Город без памяти - страница 5



Я стал судорожно вчитываться в текст. Буквы скакали и наседали друг на друга в моих глазах, и из их мельтешения на меня вдруг пахнуло летом. Пряным сеном, в котором мы с пацанами прятались от дождя, тиной из реки, куски которой мы подцепляли палкой и бегали друг за другом, крича «Сифа, сифа!». За запахом пришли и другие ощущения. Скрип тарзанки на ветке. Стрёкот куска картона в бешено крутящихся спицах велосипеда. Холод речной воды, когда вонзаешься в неё, спрыгнув с высокого моста. Уже усталое жужжание мухи, бьющейся в стекло солнечной веранды – я смотрю на неё и слышу, что бабушка плачет. «Бабуля, что случилось?», – испуганно и недоверчиво спрашиваю я, а бабушка отвечает: «По радио сказали, один очень хороший поэт умер, в Америке», а я смотрю на лето, наседающее со всех сторон на нашу дачу, и не понимаю, как можно умереть в такой замечательный день.


– Господи… Что это? Откуда это у Вас? – мой голос задрожал.

– Вот видите, – с пониманием смотрит на меня хозяйка, – будете брать?

– Я… Я не знаю… И у Вас ещё что-то есть?

– Конечно. У нас много бумаги. И можно найти всё что угодно.

– Подождите… А для чего Вам это? – я вдруг насторожился, – Вы что, кого-то шантажируете этим?

Хозяйка так искренне прыснула, что мне стало неловко за себя.

– Да чем же? Школьными тетрадками?

Мысль о шантаже ненадолго вернула мне равновесие, но теперь, лишившись её, я снова был в пустоте и недоумении.

– Хорошо… Что у Вас ещё есть?

Она молча ушла в подсобку, провела там минут пять и по возвращении вручила мне ещё один лист бумаги. Судя по виду, когда-то он был смят в комок, и только недавно разглажен.
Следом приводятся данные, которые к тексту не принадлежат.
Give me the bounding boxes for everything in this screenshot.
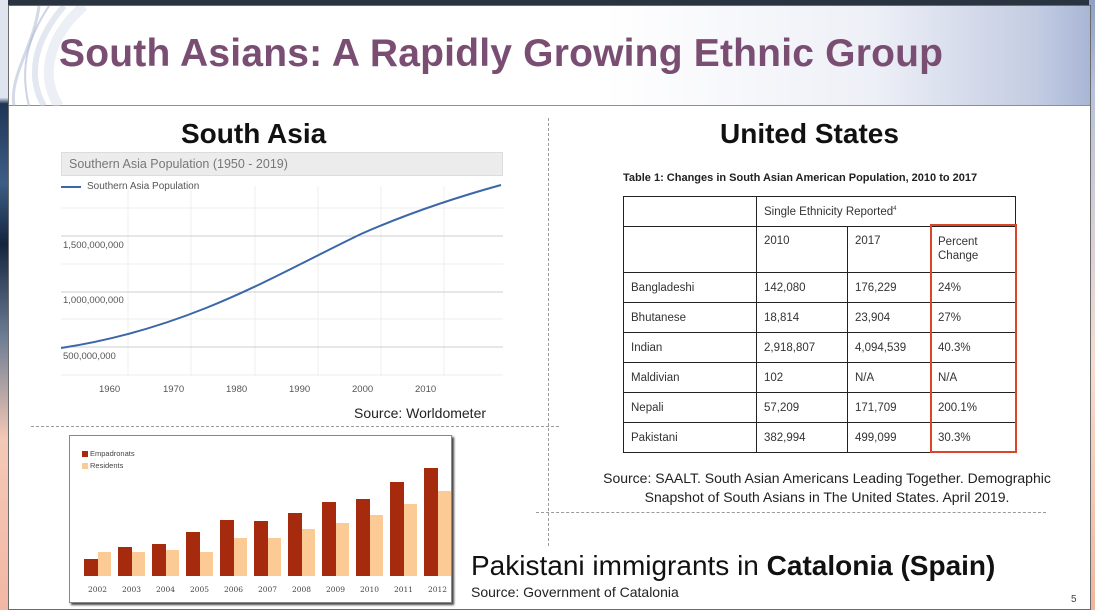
slide-header: South Asians: A Rapidly Growing Ethnic G…: [9, 6, 1090, 106]
page-number: 5: [1071, 594, 1077, 605]
bar-group-2005: [186, 532, 213, 576]
table-row: Maldivian 102 N/A N/A: [623, 362, 1016, 393]
x-label-2005: 2005: [189, 585, 210, 594]
table-row: Pakistani 382,994 499,099 30.3%: [623, 422, 1016, 453]
table-row: Indian 2,918,807 4,094,539 40.3%: [623, 332, 1016, 363]
bar-group-2008: [288, 513, 315, 576]
horizontal-divider-right: [536, 512, 1046, 513]
background-window-strip-left: [0, 0, 8, 610]
slide: South Asians: A Rapidly Growing Ethnic G…: [8, 5, 1091, 610]
bar-chart-legend: Empadronats Residents: [82, 448, 135, 472]
table-row: Bhutanese 18,814 23,904 27%: [623, 302, 1016, 333]
bar-residents-2012: [437, 491, 451, 576]
worldometer-source: Source: Worldometer: [354, 405, 487, 421]
south-asia-line-chart: Southern Asia Population (1950 - 2019) S…: [61, 152, 503, 398]
x-label-1960: 1960: [99, 384, 121, 395]
bar-residents-2004: [165, 550, 179, 576]
legend-label: Southern Asia Population: [87, 181, 200, 192]
bar-residents-2002: [97, 552, 111, 576]
y-label-1000m: 1,000,000,000: [63, 295, 124, 306]
bar-chart-bars: [84, 456, 451, 576]
bar-empadronats-2003: [118, 547, 132, 576]
x-label-2004: 2004: [155, 585, 176, 594]
catalonia-title: Pakistani immigrants in Catalonia (Spain…: [471, 550, 996, 581]
bar-group-2011: [390, 482, 417, 576]
bar-group-2012: [424, 468, 451, 576]
bar-empadronats-2004: [152, 544, 166, 576]
bar-empadronats-2009: [322, 502, 336, 576]
x-label-2002: 2002: [87, 585, 108, 594]
x-label-2010: 2010: [415, 384, 437, 395]
x-label-1990: 1990: [289, 384, 311, 395]
bar-group-2010: [356, 499, 383, 576]
bar-group-2003: [118, 547, 145, 576]
bar-residents-2009: [335, 523, 349, 576]
decorative-swoosh-icon: [11, 6, 88, 106]
bar-group-2004: [152, 544, 179, 576]
x-label-2011: 2011: [393, 585, 414, 594]
footnote-marker: 4: [893, 205, 897, 212]
united-states-heading: United States: [720, 118, 899, 149]
bar-residents-2003: [131, 552, 145, 576]
bar-group-2009: [322, 502, 349, 576]
legend-swatch-light-icon: [82, 463, 88, 470]
x-label-2000: 2000: [352, 384, 374, 395]
table-caption: Table 1: Changes in South Asian American…: [623, 172, 978, 184]
column-header-group: [623, 226, 757, 273]
catalonia-source: Source: Government of Catalonia: [471, 584, 679, 600]
legend-swatch-dark-icon: [82, 451, 88, 458]
bar-group-2006: [220, 520, 247, 576]
column-header-percent-change: Percent Change: [930, 226, 1016, 273]
x-label-2007: 2007: [257, 585, 278, 594]
x-label-2008: 2008: [291, 585, 312, 594]
line-chart-legend: Southern Asia Population: [61, 181, 199, 192]
bar-chart-x-axis: 2002 2003 2004 2005 2006 2007 2008 2009 2010 2011…: [84, 585, 451, 594]
x-label-2006: 2006: [223, 585, 244, 594]
bar-residents-2005: [199, 552, 213, 576]
horizontal-divider-left: [31, 426, 559, 427]
bar-residents-2006: [233, 538, 247, 576]
bar-empadronats-2010: [356, 499, 370, 576]
table-row: Nepali 57,209 171,709 200.1%: [623, 392, 1016, 423]
y-label-500m: 500,000,000: [63, 351, 116, 362]
vertical-divider: [548, 118, 549, 546]
bar-group-2007: [254, 521, 281, 576]
bar-residents-2007: [267, 538, 281, 576]
bar-residents-2010: [369, 515, 383, 576]
table-row: Bangladeshi 142,080 176,229 24%: [623, 272, 1016, 303]
x-label-1970: 1970: [163, 384, 185, 395]
bar-empadronats-2007: [254, 521, 268, 576]
bar-empadronats-2008: [288, 513, 302, 576]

Пробежавшись по первым строкам, я густо покраснел. Разумеется, я знал, кто скомкал этот листок. Я начал писать это стихотворение, будучи влюблённым девятиклассником, и даже не смог его закончить. Отсутствие таланта было очевидным даже для меня, в том состоянии. Сейчас же мне было непонятно, как я посмел дойти до второго четверостишия. И руки пронзил рефлекс – опять скомкать и опять бросить в угол.

– Ну-ну, это Вы бросьте, – ласково разжала мои пальцы хозяйка, – не надо товар портить.

Кривые, дрожащие строчки, с расплывающимися пятнами – вызванными, скорее всего, романтическими слезами – в последний раз мелькнули перед глазами, оставив после себя трогательную нежность по отношению к тому одинокому и влюблённому человечку на холодных улицах. Одноклассница, в которую я был тайно влюблён, так и не получила моего послания.

– Интересно, – задумчиво произнёс я, – а ведь она тоже что-то писала?

– Все мы что-то пишем, – пожала плечами хозяйка, и не дав мне ответить, добавила: – Раз уж Вы интересуетесь одноклассниками, кажется, там что-то мелькнуло… Секундочку.

Спустя несколько минут я держал в руках реферат по истории. В имени на первой странице я узнал своего одноклассника, Вадима. А через секунду вспомнил и сам реферат.

Он был написан не на двойных листочках, а на хорошей бумаге – я думаю, она бы подошла и для нашего принтера. Посвящён реферат был Ивану Грозному. И на первой странице, используемой как обложка, красовался яркий, мастерски написанный портрет царя. Вадим нарисовал его сам. А рядом с портретом красными чернилами была выведена оценка – единица. Кол.

Я вспомнил эту историю. Не так уж часто у нас ставили единицы. Двойки были больше распространены. А для единицы надо было совершить что-то из ряда вон выходящее. По мнению исторички, Вадим тогда совершил именно это. Она швырнула этот реферат ему на парту и громко, словно выступая на митинге, произнесла: «Бездарность!»